Oxbow remonte la vague


Du Ladakh, aux îles Lofoten, Oxbow répond à l’appel du voyage pour sa collection automne-hiver 2014/15. Côté business, la marque revient sur le haut de la vague. Mais au prix d’une restructuration drastique menée par son nouvel actionnaire Calida.

«Nous voulons faire d’Oxbow une marque de prêt-à-porter chic issue du sport», indique Bruno Delaporte, directeur général d’Oxbow. Cela se traduit par une nouvelle collection automne-hiver sur le thème du voyage.

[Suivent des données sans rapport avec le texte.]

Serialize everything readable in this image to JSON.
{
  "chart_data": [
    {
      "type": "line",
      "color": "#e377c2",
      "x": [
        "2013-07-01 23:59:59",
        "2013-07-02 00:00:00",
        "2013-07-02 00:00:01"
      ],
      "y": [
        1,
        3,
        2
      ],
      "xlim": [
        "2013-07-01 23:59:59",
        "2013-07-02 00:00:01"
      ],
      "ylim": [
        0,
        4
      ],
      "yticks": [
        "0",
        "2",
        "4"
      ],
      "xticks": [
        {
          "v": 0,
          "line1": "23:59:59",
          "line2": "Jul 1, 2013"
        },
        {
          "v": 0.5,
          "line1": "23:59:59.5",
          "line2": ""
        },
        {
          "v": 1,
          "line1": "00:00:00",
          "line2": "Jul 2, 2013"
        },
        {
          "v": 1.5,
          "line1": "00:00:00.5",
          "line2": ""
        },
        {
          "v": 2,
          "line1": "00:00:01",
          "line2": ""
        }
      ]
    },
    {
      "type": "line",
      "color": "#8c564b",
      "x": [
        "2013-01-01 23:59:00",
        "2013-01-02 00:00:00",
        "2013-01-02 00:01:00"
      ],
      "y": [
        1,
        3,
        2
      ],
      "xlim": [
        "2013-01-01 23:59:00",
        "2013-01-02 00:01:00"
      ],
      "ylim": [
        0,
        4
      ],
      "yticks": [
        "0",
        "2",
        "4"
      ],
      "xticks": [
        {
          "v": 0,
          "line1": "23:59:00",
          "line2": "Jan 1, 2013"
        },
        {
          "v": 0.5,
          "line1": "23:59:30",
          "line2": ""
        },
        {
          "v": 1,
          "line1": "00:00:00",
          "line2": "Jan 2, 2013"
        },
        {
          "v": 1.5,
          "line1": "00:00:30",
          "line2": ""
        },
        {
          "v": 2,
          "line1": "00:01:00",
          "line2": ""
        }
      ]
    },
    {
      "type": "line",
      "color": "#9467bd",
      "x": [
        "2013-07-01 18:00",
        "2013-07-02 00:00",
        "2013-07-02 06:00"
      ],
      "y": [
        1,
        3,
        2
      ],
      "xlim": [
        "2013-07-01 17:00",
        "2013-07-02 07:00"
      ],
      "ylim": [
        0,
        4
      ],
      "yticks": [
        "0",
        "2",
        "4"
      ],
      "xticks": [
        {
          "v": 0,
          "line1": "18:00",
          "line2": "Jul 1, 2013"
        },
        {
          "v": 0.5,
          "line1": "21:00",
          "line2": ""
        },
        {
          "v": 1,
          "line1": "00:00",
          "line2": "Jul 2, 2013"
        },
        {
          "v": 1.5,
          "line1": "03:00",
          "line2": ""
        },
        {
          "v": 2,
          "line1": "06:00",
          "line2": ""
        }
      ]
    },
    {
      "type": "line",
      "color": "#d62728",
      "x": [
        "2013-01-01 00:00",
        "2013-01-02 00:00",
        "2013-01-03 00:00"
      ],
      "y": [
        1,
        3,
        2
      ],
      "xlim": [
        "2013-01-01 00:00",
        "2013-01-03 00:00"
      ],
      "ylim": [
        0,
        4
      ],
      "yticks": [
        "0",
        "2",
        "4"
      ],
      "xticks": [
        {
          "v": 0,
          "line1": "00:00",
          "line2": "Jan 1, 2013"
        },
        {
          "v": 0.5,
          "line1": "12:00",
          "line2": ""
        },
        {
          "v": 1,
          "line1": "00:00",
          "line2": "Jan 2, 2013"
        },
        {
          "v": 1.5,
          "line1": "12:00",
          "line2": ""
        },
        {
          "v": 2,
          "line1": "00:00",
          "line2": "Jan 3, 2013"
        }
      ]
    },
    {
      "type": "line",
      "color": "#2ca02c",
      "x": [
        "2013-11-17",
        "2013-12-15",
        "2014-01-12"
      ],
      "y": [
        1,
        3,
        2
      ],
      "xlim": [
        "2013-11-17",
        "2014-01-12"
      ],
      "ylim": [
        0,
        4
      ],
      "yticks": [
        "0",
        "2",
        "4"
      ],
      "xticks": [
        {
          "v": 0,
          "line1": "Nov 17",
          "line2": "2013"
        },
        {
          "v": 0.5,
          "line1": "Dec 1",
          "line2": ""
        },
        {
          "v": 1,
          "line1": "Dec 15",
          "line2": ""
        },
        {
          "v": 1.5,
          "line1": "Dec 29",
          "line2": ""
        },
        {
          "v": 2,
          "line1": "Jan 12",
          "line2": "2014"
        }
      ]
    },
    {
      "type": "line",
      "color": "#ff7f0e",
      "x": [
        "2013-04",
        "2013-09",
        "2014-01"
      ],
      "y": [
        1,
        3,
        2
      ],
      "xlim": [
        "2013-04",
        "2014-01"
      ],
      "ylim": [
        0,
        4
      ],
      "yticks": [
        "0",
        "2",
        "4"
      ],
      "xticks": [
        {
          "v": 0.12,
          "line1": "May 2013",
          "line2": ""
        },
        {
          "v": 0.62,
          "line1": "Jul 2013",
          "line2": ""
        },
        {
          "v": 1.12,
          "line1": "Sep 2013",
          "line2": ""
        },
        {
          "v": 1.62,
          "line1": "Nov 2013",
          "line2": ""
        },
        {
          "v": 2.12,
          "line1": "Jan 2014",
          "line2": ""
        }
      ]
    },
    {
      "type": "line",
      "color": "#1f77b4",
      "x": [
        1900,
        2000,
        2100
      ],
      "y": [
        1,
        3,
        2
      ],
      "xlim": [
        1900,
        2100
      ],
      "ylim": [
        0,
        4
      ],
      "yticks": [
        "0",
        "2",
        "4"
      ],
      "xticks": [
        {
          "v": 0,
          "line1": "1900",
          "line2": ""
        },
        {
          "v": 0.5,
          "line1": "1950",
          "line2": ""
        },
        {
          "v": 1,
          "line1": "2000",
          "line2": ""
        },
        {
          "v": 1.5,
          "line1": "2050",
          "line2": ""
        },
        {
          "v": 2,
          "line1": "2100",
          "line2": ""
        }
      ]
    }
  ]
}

Cap vers le Grand Nord et ses îles Lofoten, entre montagne et océan, pour une ligne d’inspiration norvégienne, ou bien direction le Népal pour une ligne colorée d’inspiration himalayenne.

Bruno Delaporte, DG d'Oxbow

Bruno Delaporte, DG d’Oxbow

Rachetée par le groupe Lafuma en 2005, l’entreprise bordelaise est désormais pilotée par le groupe helvétique Calida. Au terme d’un plan de restructuration, Oxbow s’est séparé de 83 personnes et table sur un chiffre d’affaires resserré de 31 M€ pour l’année 2014 avec un retour à l’équilibre (vs 37 M€ en 2013 pour 8 M€ de pertes). «Le retournement est fait. Nous affichons une rentabilité de +1%», précise Bruno Delaporte. La marque a également tranché dans la collection, qui est passée de 600 à 280 produits. «L’année 2014 est celle de la réorganisation, 2015 sera celle de la consolidation et 2016 l’année du redéveloppement», lance le directeur général. La marque compte s’appuyer sur son réseau de magasins multimarques, qui représente 20 M€ de chiffre d’affaires. «Nous avons 800 comptes clients en France et 150 à l’international. Nous réalisons aujourd’hui 6 M€ à l’export», indique Bruno Delaporte, qui entend parallèlement renforcer le réseau de boutiques monomarques, au nombre de 24. «Nous avons arrêté la franchise et fermé 7 magasins, pour nous concentrer sur des boutiques en propre, au nombre de 18 actuellement, voire en commission-affiliation, au nombre de 6. Nous prévoyons d’ouvrir à nouveau des magasins à partir de 2016, au rythme de 3 par an, dans les centres villes sur 80 m2, avec pour objectif d’avoir à terme un réseau de 50 boutiques à l’enseigne». Tandis que la vente en ligne pèse aujourd’hui 1,5 M€, «en croissance», souligne le DG. Une stratégie qui n’est pas sans rappeler celle mise en œuvre par le groupe Calida pour redresser la marque de lingerie Aubade.